Regarding "How the Bugs Finally Won," by David DeVoss (Sept. 20): Although it is a splendid advance that farmers in the Imperial Valley have decided to give up indiscriminate pesticide use because it is an uneconomic way to combat insect infestation, consumers must not forget that another reason pesticides are being phased out in California is that the chemicals can be deadly to humans as well as to bugs.
As chairwoman for the State Water Resources Control Board from 1979 to 1982, I was present as a participant in another battle--in the halls of the California Legislature--not between bugs and chemicals but between agribusiness and chemical companies, on the one hand, and consumers, farm workers, environmentalists and the State Board on the other. In 1982, the battle against indiscriminate pesticide use was won by agribusiness and the chemical companies.

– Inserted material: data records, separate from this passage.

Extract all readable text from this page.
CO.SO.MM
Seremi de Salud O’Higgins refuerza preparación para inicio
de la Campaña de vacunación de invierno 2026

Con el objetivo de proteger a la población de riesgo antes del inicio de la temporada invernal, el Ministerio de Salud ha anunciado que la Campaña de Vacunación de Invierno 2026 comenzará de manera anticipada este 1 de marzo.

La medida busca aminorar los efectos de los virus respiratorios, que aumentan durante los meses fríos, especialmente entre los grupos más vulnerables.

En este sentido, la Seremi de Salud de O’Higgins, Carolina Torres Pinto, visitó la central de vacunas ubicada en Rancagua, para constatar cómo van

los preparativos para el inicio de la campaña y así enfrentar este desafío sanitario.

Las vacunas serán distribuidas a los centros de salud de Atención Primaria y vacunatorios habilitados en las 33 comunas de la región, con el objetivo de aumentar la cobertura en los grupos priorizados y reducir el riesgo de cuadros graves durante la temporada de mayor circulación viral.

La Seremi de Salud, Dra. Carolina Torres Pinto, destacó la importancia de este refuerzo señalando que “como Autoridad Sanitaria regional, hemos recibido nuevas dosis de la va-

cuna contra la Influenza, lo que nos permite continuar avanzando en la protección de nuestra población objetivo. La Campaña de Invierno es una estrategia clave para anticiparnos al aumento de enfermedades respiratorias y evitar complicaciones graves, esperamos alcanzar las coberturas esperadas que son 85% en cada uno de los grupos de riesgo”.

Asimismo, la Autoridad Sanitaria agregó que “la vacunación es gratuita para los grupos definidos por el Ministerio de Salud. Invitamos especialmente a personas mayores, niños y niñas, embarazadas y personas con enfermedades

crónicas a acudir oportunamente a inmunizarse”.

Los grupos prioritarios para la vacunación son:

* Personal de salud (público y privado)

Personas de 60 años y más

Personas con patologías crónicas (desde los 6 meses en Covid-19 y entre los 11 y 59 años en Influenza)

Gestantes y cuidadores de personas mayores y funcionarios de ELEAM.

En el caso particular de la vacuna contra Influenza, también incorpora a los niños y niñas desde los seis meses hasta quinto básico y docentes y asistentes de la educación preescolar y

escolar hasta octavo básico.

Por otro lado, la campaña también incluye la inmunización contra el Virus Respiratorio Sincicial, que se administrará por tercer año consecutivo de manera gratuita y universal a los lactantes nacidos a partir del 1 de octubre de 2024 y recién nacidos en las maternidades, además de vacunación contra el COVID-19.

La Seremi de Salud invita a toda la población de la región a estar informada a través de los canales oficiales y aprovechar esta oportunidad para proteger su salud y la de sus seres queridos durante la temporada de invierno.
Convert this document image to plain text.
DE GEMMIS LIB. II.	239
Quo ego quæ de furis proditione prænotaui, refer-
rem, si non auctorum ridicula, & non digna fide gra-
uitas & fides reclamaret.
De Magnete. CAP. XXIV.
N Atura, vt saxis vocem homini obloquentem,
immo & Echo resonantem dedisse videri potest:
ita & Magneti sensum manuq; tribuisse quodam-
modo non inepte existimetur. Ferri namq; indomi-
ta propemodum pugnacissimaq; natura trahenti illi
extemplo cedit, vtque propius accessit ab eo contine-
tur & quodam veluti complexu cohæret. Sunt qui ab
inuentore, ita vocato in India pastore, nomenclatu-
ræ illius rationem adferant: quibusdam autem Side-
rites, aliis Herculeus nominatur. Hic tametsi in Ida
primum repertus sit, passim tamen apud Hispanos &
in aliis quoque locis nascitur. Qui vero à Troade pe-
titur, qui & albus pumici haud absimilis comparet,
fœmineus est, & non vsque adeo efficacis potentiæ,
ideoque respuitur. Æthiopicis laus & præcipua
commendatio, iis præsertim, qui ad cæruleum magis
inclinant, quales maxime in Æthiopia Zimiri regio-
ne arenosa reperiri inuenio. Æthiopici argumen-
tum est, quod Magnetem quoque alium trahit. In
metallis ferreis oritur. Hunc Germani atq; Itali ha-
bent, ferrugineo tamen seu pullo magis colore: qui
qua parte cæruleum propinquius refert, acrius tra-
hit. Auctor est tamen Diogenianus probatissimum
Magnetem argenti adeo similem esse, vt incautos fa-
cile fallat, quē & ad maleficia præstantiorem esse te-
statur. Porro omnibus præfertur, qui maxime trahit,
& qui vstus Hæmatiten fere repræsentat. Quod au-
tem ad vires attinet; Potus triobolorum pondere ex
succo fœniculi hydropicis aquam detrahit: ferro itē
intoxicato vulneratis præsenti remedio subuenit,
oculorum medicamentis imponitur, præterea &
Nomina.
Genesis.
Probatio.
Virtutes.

But it is evident that the long war is now being won by the concerned consumer who is voting with his or her pocketbook in ever-increasing numbers, purchasing fruits and vegetables from markets that offer produce guaranteed to be free of dangerous residual levels of pesticides and heavy metals. Progressive California farmers are taking note of this consumer trend, particularly because of a flood of produce that is coming into California from other, less well-regulated states and from foreign countries. I am convinced that if California can become as well-known for the safety of its produce as it once was for cosmetic perfection, agriculture can remain the No. 1 industry in California and be one of which we can all be proud.